Home News The Bilodeau Murder: Okay, When Did The Phone Calls Stop?

The Bilodeau Murder: Okay, When Did The Phone Calls Stop?

115
0
SHARE

In the semi-informal setting of a preliminary hearing this morning for Fire Station murder suspect Myron DeShun Grant, a Culver City police officer appeared to give conflicting testimony when the prosecution sought to place the defendant around the crime scene by tracking a steady steam of cellphone calls through technology and a sometimes dense web of tekkie talk.

Police Det. Ryan Thompson, the lead investigating officer in the homicide of City Hall construction consultant Paul Bilodeau, on Friday, Jan. 2, 2009, first said that Gabriel Fedida, owner of the construction firm building the Fire Station in Fox Hills, told him, he spoke with and received an email from Mr. Bilodeau at 7:04 p.m., the approximate moment of the murder.

Moments later, Mr. Thompson said a legal compliance person at AT&T assured him that “the last call registered” to Mr. Bilodeau’s cellphone was at 5:28 p.m., an hour and a half before the victim was killed in the doorway of the construction trailer.

At the outset of the hearing, the first prosecution witness, Andre Williams, employed in the open, airy office building next to the Fire Station, testified that he was working at the 7 o’clock hour on the Friday evening after New Year’s when he heard three shots.

He recalled the time 2½ years later, said Mr. Williams, because when his cellphone ran out of juice, he checked the time on his watch, stepped out of his office and went downstairs to the parking lot to charge his phone at his truck.

Mr. Williams’s description of the parking lot takes considerable imagination today because the adjoining property has undergone dramatic landscaping.

In January of ’09, the partially completed station resembled a hollowed-out, uneven hulk that sat atop dirt and mud. Today the streamlined grounds are paved and sleek-looking. In the property’s more primitive state, a temporary, evidently pliable chainlink fence divided the established office building from the embryonic Fire Station.

It was theorized that Mr. Bilodeau’s assailant slipped through the flexible barrier without unnecessarily exerting himself.

On the winter’s night of the still mysterious homicide, Mr. Williams said that as he entered the nearly empty parking lot, he heard a rustling, a shuffling somewhere away from him. It was closing in, though. Apparently a single light illumined the parking lot, and Mr.

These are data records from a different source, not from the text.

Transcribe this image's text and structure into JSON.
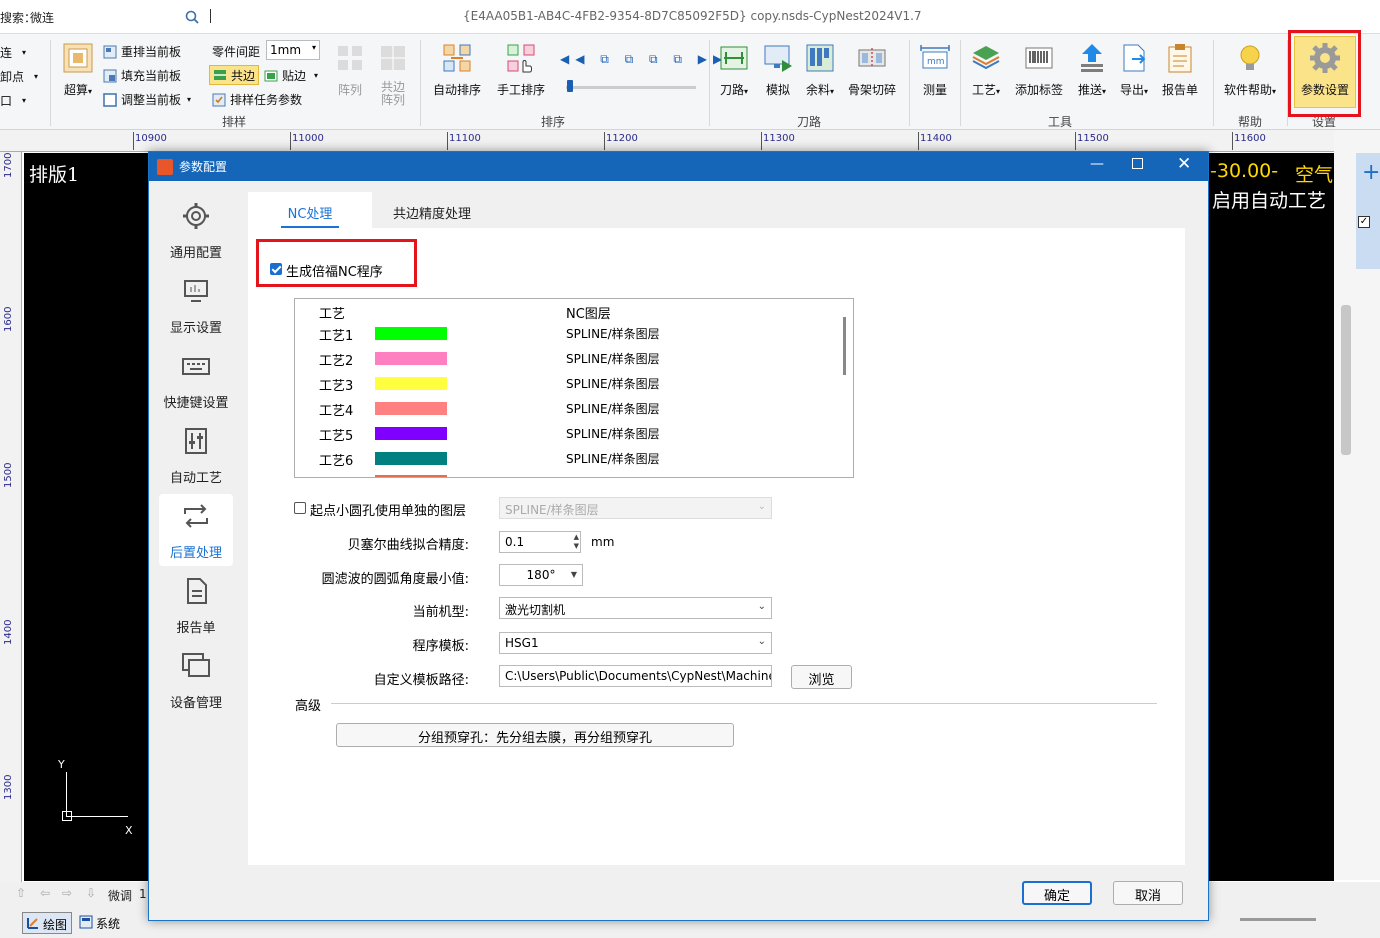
{
  "topbar": {
    "search_label": "搜索：",
    "search_value": "微连",
    "window_title": "{E4AA05B1-AB4C-4FB2-9354-8D7C85092F5D} copy.nsds-CypNest2024V1.7"
  },
  "ribbon": {
    "partial_items": [
      "连",
      "卸点",
      "口"
    ],
    "sort_group": {
      "label": "排样",
      "nest_button": "超算",
      "renest_current": "重排当前板",
      "fill_current": "填充当前板",
      "adjust_current": "调整当前板",
      "part_spacing_label": "零件间距",
      "part_spacing_value": "1mm",
      "common_edge": "共边",
      "stick_edge": "贴边",
      "task_params": "排样任务参数",
      "array": "阵列",
      "common_array": "共边阵列"
    },
    "order_group": {
      "label": "排序",
      "auto_sort": "自动排序",
      "manual_sort": "手工排序"
    },
    "toolpath_group": {
      "label": "刀路",
      "toolpath": "刀路",
      "simulate": "模拟",
      "remnant": "余料",
      "skeleton_cut": "骨架切碎"
    },
    "tools_group": {
      "label": "工具",
      "measure": "测量",
      "process": "工艺",
      "add_label": "添加标签",
      "push": "推送",
      "export": "导出",
      "report": "报告单"
    },
    "help_group": {
      "label": "帮助",
      "software_help": "软件帮助"
    },
    "settings_group": {
      "label": "设置",
      "param_settings": "参数设置"
    },
    "colors": {
      "highlight_border": "#e3141c",
      "highlight_fill": "#fbe38a"
    }
  },
  "ruler": {
    "h_ticks": [
      "10900",
      "11000",
      "11100",
      "11200",
      "11300",
      "11400",
      "11500",
      "11600"
    ],
    "v_ticks": [
      "1700",
      "1600",
      "1500",
      "1400",
      "1300"
    ]
  },
  "canvas": {
    "title": "排版1",
    "status_value": "-30.00-",
    "status_word": "空气",
    "status_line2": "启用自动工艺",
    "axis_y": "Y",
    "axis_x": "X"
  },
  "bottom": {
    "micro_label": "微调",
    "micro_value": "1",
    "tab_draw": "绘图",
    "tab_system": "系统"
  },
  "dialog": {
    "title": "参数配置",
    "sidebar": [
      {
        "label": "通用配置",
        "icon": "gear-icon"
      },
      {
        "label": "显示设置",
        "icon": "monitor-icon"
      },
      {
        "label": "快捷键设置",
        "icon": "keyboard-icon"
      },
      {
        "label": "自动工艺",
        "icon": "sliders-icon"
      },
      {
        "label": "后置处理",
        "icon": "loop-arrows-icon"
      },
      {
        "label": "报告单",
        "icon": "document-icon"
      },
      {
        "label": "设备管理",
        "icon": "device-icon"
      }
    ],
    "active_sidebar": "后置处理",
    "tabs": [
      "NC处理",
      "共边精度处理"
    ],
    "active_tab": "NC处理",
    "gen_beckhoff_nc": {
      "label": "生成倍福NC程序",
      "checked": true
    },
    "process_table": {
      "headers": [
        "工艺",
        "NC图层"
      ],
      "rows": [
        {
          "name": "工艺1",
          "color": "#00ff00",
          "layer": "SPLINE/样条图层"
        },
        {
          "name": "工艺2",
          "color": "#ff80c0",
          "layer": "SPLINE/样条图层"
        },
        {
          "name": "工艺3",
          "color": "#ffff40",
          "layer": "SPLINE/样条图层"
        },
        {
          "name": "工艺4",
          "color": "#ff8080",
          "layer": "SPLINE/样条图层"
        },
        {
          "name": "工艺5",
          "color": "#8000ff",
          "layer": "SPLINE/样条图层"
        },
        {
          "name": "工艺6",
          "color": "#008080",
          "layer": "SPLINE/样条图层"
        }
      ]
    },
    "small_hole_layer": {
      "label": "起点小圆孔使用单独的图层",
      "checked": false,
      "value": "SPLINE/样条图层"
    },
    "bezier_precision": {
      "label": "贝塞尔曲线拟合精度:",
      "value": "0.1",
      "unit": "mm"
    },
    "arc_filter": {
      "label": "圆滤波的圆弧角度最小值:",
      "value": "180°"
    },
    "machine_type": {
      "label": "当前机型:",
      "value": "激光切割机"
    },
    "program_template": {
      "label": "程序模板:",
      "value": "HSG1"
    },
    "custom_template_path": {
      "label": "自定义模板路径:",
      "value": "C:\\Users\\Public\\Documents\\CypNest\\Machine",
      "browse": "浏览"
    },
    "advanced": {
      "label": "高级",
      "group_button": "分组预穿孔：先分组去膜，再分组预穿孔"
    },
    "ok": "确定",
    "cancel": "取消"
  }
}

Williams was more concerned about his cell than anything else. As he opened his passenger door, the sound he described as between a “fast walk” and “a shuffle” grew louder and soon enveloped him.

Eventually, the advancing noise came to within 10 yards of him, a dark man of average height, 5-10 to 5-11, wearing a black hoodie, with the hood drawn over his head, partially obscuring his face, and he was wearing dark trousers.

Mr. Williams quickly identified the stranger as African American. All of this seemed to be leading up to him pointing at 26-year-old Mr. Grant, who was charged with murder and special circumstances, a year ago today.

But Mr. Williams did not say it was Mr. Grant. He said the man’s skin was “dark,” and Mr. Grant’s attorney, Robert Conley, pointed out that his client’s African American skin is “light to medium,” a judgment to which the witness assented.